Mike Vaccaro

Mike Vaccaro

Soccer

Will America embrace soccer after the World Cup glow fades?

The great debate will resume again soon, of course, the big-picture forecasting. Is soccer about to explode, truly explode, in this country? Will the interest and attention this US team brought to this World Cup act as a trigger for making the world’s game a true major-league sport this time around?

We’ll see. I hope it does. I hope MLS and the NASL get a bounce from this. Can it be the way it was 35 years ago? Actually, it can because, actually, it already is. Memory insists Pele and Franz Beckenbauer and Giorgio Chinaglia and the rest played in front of a string of 80,000-strong crowds back in the day.

The truth? The highest average attendance in the old NASL was 14,440 in 1980. The most the Cosmos ever attracted to Giants Stadium on average was 32,775 in 1977, which was Pele’s last year, when they occasionally drew football-level crowds to watch futbol games.

Look, this isn’t to disparage those old memories; far from it. Last year the Seattle Sounders in MLS averaged 44,038 per date, fully 33 percent more than the most star-studded Cosmos team ever did. The Red Bulls played to 77 percent capacity in their terrific stadium, a far higher number than the Cosmos ever did in their old spacious digs.

And MLS’ average attendance last year was 18,887, far more than the NASL ever attracted in its most prosperous years. The truth? Forget the ’70s; these are the good old days, and it was in this climate the US assembled this national team that across four games in Brazil seemed to reflect so much of the good we seek in sports.

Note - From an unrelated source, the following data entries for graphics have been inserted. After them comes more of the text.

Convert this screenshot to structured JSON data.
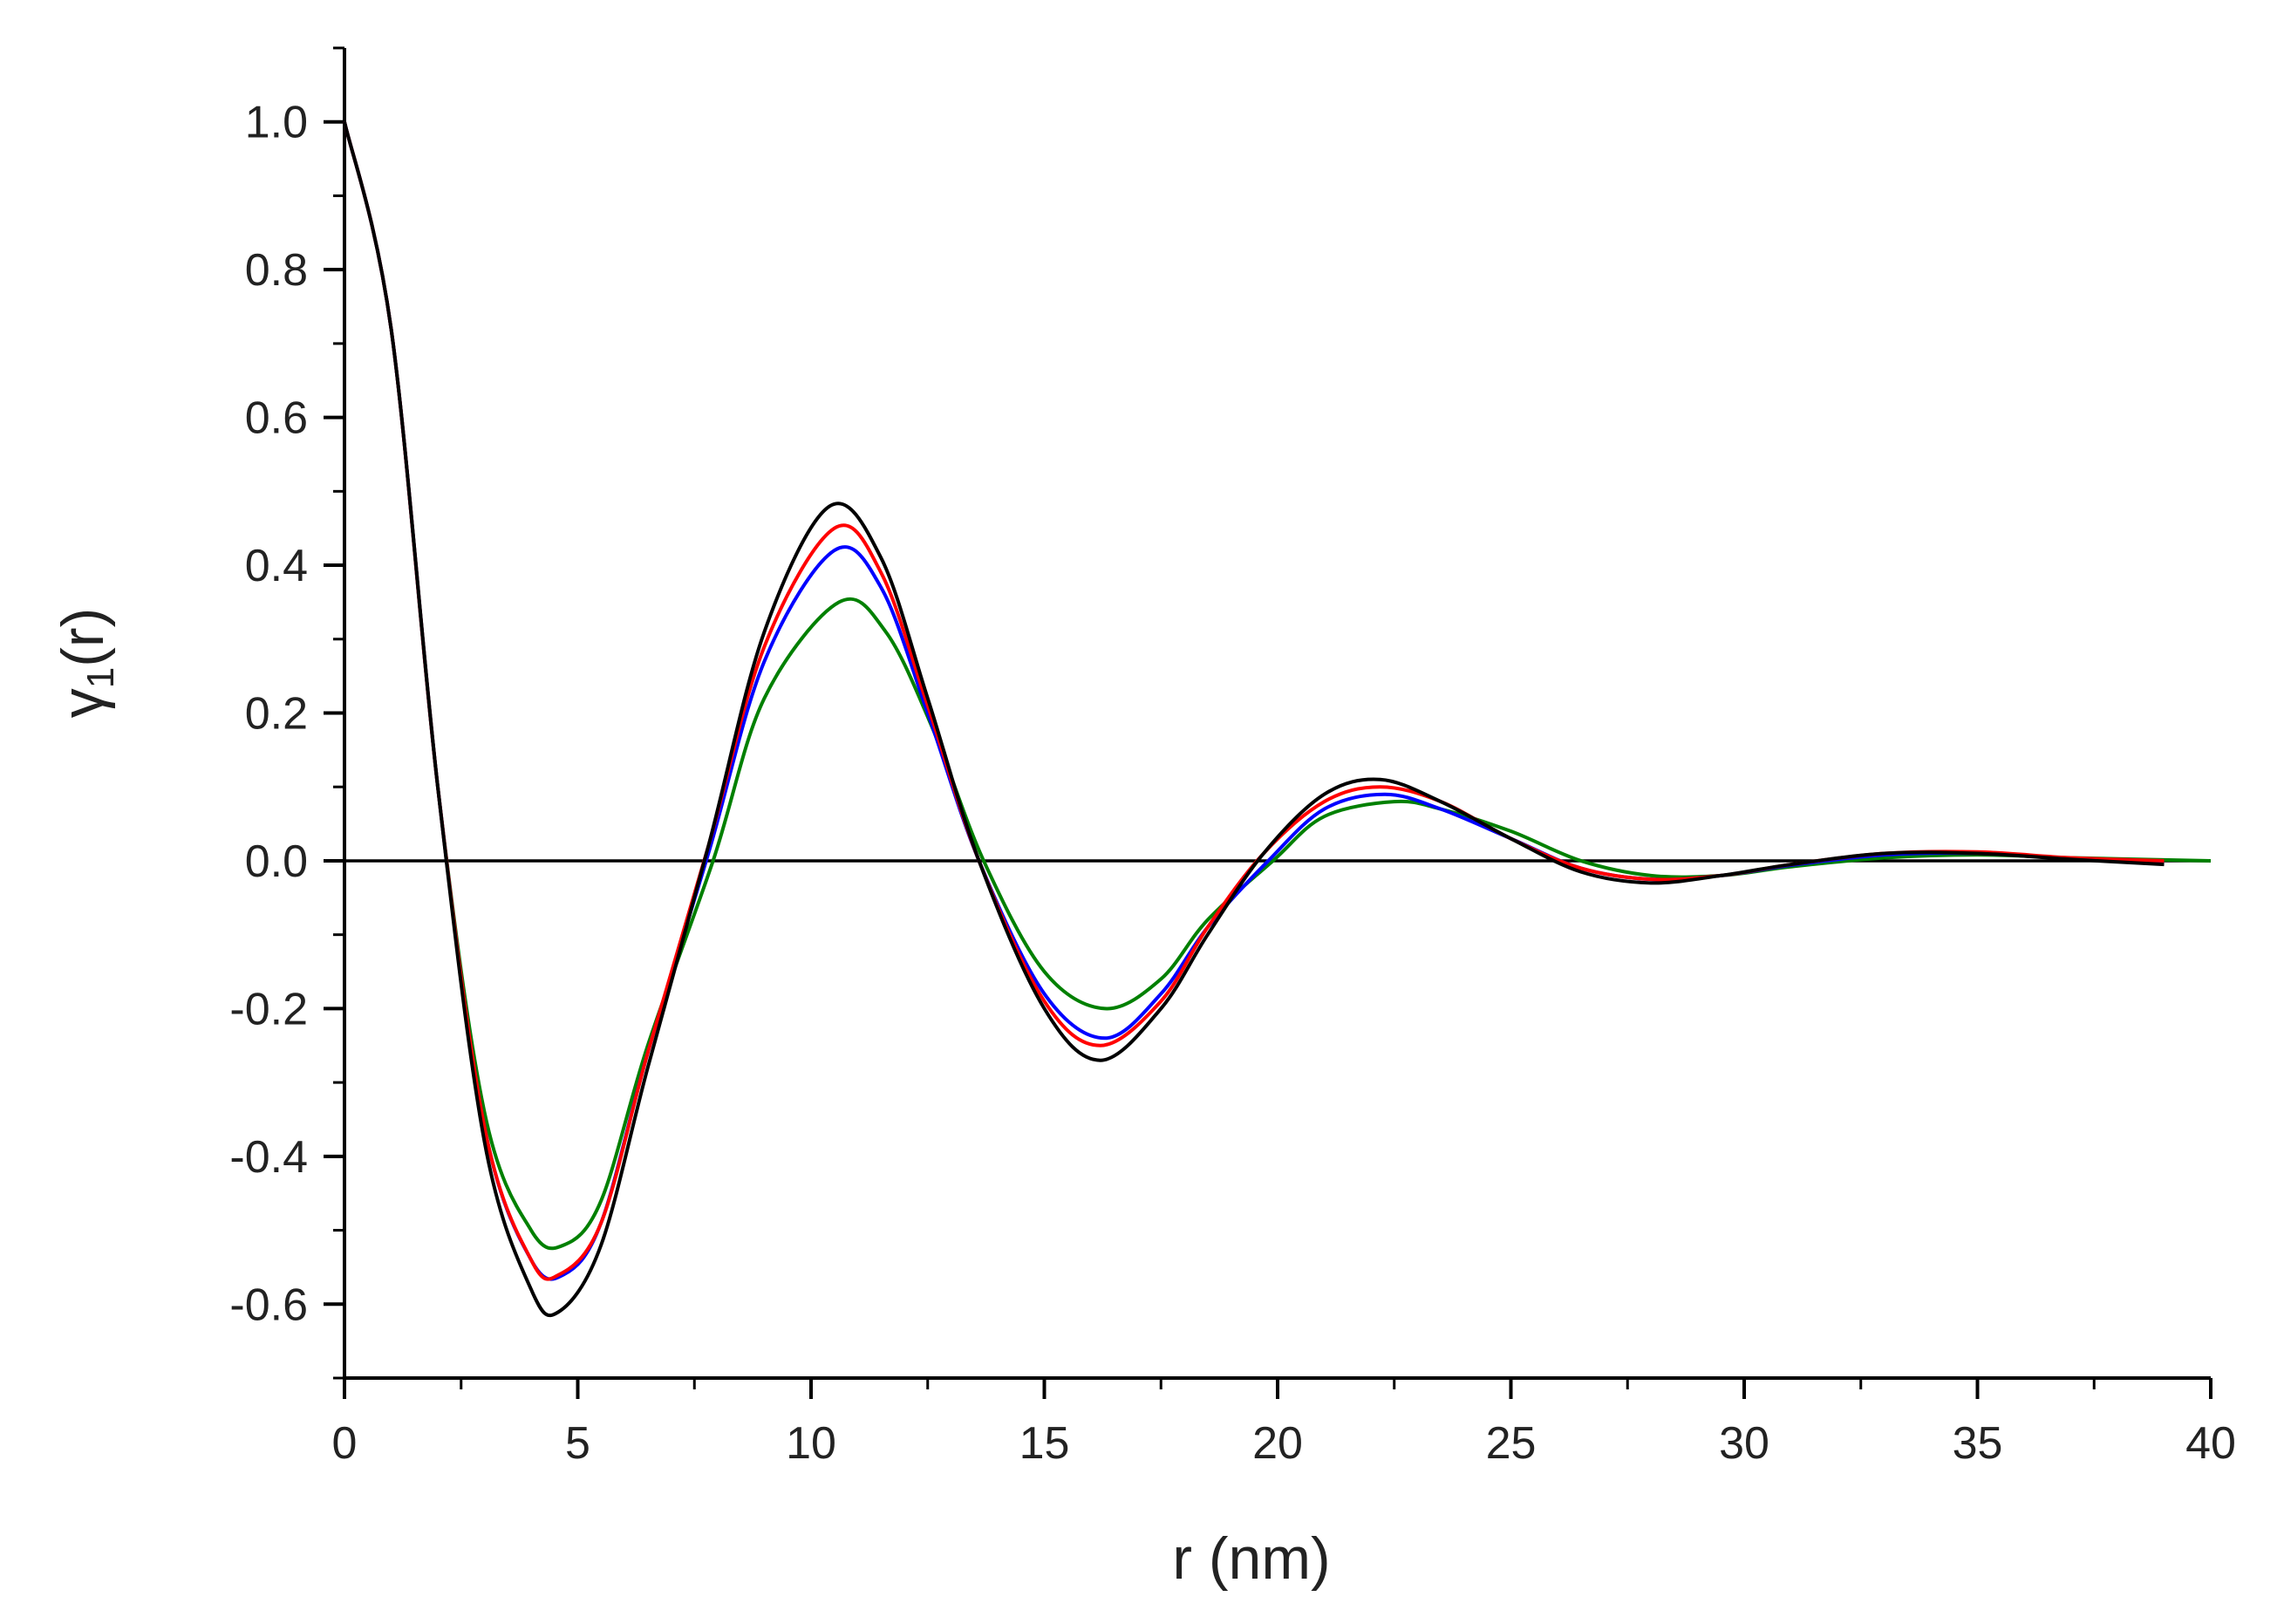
{
  "chart_data": {
    "type": "line",
    "title": "",
    "xlabel": "r (nm)",
    "ylabel_main": "γ",
    "ylabel_sub": "1",
    "ylabel_tail": "(r)",
    "xlim": [
      0,
      40
    ],
    "ylim": [
      -0.7,
      1.1
    ],
    "x_ticks": [
      0,
      5,
      10,
      15,
      20,
      25,
      30,
      35,
      40
    ],
    "y_ticks": [
      1.0,
      0.8,
      0.6,
      0.4,
      0.2,
      0.0,
      -0.2,
      -0.4,
      -0.6
    ],
    "x_tick_labels": [
      "0",
      "5",
      "10",
      "15",
      "20",
      "25",
      "30",
      "35",
      "40"
    ],
    "y_tick_labels": [
      "1.0",
      "0.8",
      "0.6",
      "0.4",
      "0.2",
      "0.0",
      "-0.2",
      "-0.4",
      "-0.6"
    ],
    "grid": false,
    "zero_line": true,
    "series": [
      {
        "color": "#000000",
        "x": [
          0,
          1,
          2,
          3,
          4,
          4.6,
          5.5,
          6.5,
          7.8,
          9,
          10.4,
          11.5,
          12.5,
          13.6,
          15,
          16.2,
          17.5,
          18.5,
          19.7,
          21,
          22.2,
          23.5,
          25,
          26.5,
          28,
          29.5,
          31,
          33,
          35,
          37,
          39
        ],
        "y": [
          1.0,
          0.72,
          0.1,
          -0.38,
          -0.58,
          -0.61,
          -0.52,
          -0.28,
          0.02,
          0.31,
          0.48,
          0.41,
          0.22,
          0.0,
          -0.2,
          -0.27,
          -0.2,
          -0.1,
          0.01,
          0.09,
          0.11,
          0.08,
          0.03,
          -0.015,
          -0.03,
          -0.02,
          -0.005,
          0.01,
          0.01,
          0.002,
          -0.005
        ]
      },
      {
        "color": "#ff0000",
        "x": [
          0,
          1,
          2,
          3,
          4,
          4.6,
          5.5,
          6.5,
          7.8,
          9,
          10.5,
          11.5,
          12.5,
          13.6,
          15,
          16.2,
          17.5,
          18.5,
          19.7,
          21,
          22.2,
          23.5,
          25,
          26.5,
          28,
          29.5,
          31,
          33,
          35,
          37,
          39
        ],
        "y": [
          1.0,
          0.72,
          0.1,
          -0.36,
          -0.54,
          -0.56,
          -0.49,
          -0.26,
          0.02,
          0.29,
          0.45,
          0.39,
          0.21,
          0.0,
          -0.19,
          -0.25,
          -0.19,
          -0.09,
          0.01,
          0.08,
          0.1,
          0.08,
          0.03,
          -0.01,
          -0.025,
          -0.02,
          -0.005,
          0.01,
          0.012,
          0.004,
          0.0
        ]
      },
      {
        "color": "#0000ff",
        "x": [
          0,
          1,
          2,
          3,
          4,
          4.7,
          5.5,
          6.5,
          7.8,
          9,
          10.5,
          11.5,
          12.5,
          13.6,
          15,
          16.3,
          17.5,
          18.5,
          19.8,
          21,
          22.3,
          23.5,
          25,
          26.5,
          28,
          29.5,
          31,
          33,
          35,
          37,
          39
        ],
        "y": [
          1.0,
          0.72,
          0.1,
          -0.36,
          -0.54,
          -0.56,
          -0.49,
          -0.26,
          0.01,
          0.27,
          0.42,
          0.37,
          0.2,
          0.0,
          -0.18,
          -0.24,
          -0.18,
          -0.09,
          0.0,
          0.07,
          0.09,
          0.07,
          0.03,
          -0.01,
          -0.025,
          -0.02,
          -0.006,
          0.008,
          0.01,
          0.003,
          -0.002
        ]
      },
      {
        "color": "#008000",
        "x": [
          0,
          1,
          2,
          3,
          4,
          4.7,
          5.5,
          6.5,
          7.9,
          9,
          10.6,
          11.6,
          12.6,
          13.7,
          15,
          16.3,
          17.5,
          18.5,
          19.9,
          21,
          22.5,
          23.5,
          25,
          26.5,
          28,
          29.5,
          31,
          33,
          35,
          37,
          40
        ],
        "y": [
          1.0,
          0.72,
          0.1,
          -0.34,
          -0.5,
          -0.52,
          -0.46,
          -0.25,
          0.0,
          0.22,
          0.35,
          0.31,
          0.18,
          0.0,
          -0.15,
          -0.2,
          -0.16,
          -0.08,
          0.0,
          0.06,
          0.08,
          0.07,
          0.04,
          0.0,
          -0.02,
          -0.02,
          -0.008,
          0.004,
          0.008,
          0.004,
          0.0
        ]
      }
    ]
  }
}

I’ve heard from some soccer fans, a number of them, who are grateful their sport has attracted the attention it has, but a few of them reprimanded me these past few weeks.

“Not everything we do deserves praise!” one wrote.

“Cover the U.S. team the way you would the Mets or the Yankees, with a critical eye. Don’t be a homer!”

Well, maybe in time. I was one of those kids who fell for soccer back in the day, who watched every Cosmos game on TV, but that interest faded over time and I can’t say I recognize much beyond turnovers, great saves and terrific goals. Even I could see Tim Howard was magnificent in the 2-1 extra-time loss to Belgium that ended the American-centric portion of this Cup.

Will I be more hypercritical four years from now? And will the US become what it’s always threatened to become, a soccer nation?

Maybe.

Maybe not.

But that’s really irrelevant, isn’t it?

The fact is, this World Cup has been a hell of a lot of fun to watch. Perhaps you don’t live and die with every game. Perhaps you only barely cared about the US team. But if you spent any time with this tournament — especially the endgames of these matches, when the world’s biggest names always seem to do their finest work — what you saw was certainly worth your while, and worth your time.

And if this US team wasn’t exactly the equal of the 1980 US hockey team — that squad went 6-0-1, after all; these lads ultimately were 1-2-1 — well, they were a fine story. They always will be, as underdogs, for as long as the world looks at the US as intruders in its tightly knit circle. In truth, they are entitled to feel that way until one of these American teams does shock the world, and not just by grinding out of group play.

So the Americans go home, the World Cup goes on without them, and we have four more years to see if the game can truly get under our skin, get into our hearts, attach itself to our sporting soul. Will it? Can it? In some ways it already did back in the day, and in some ways it already has in these, the good new days.

So isn’t that already a good place to start?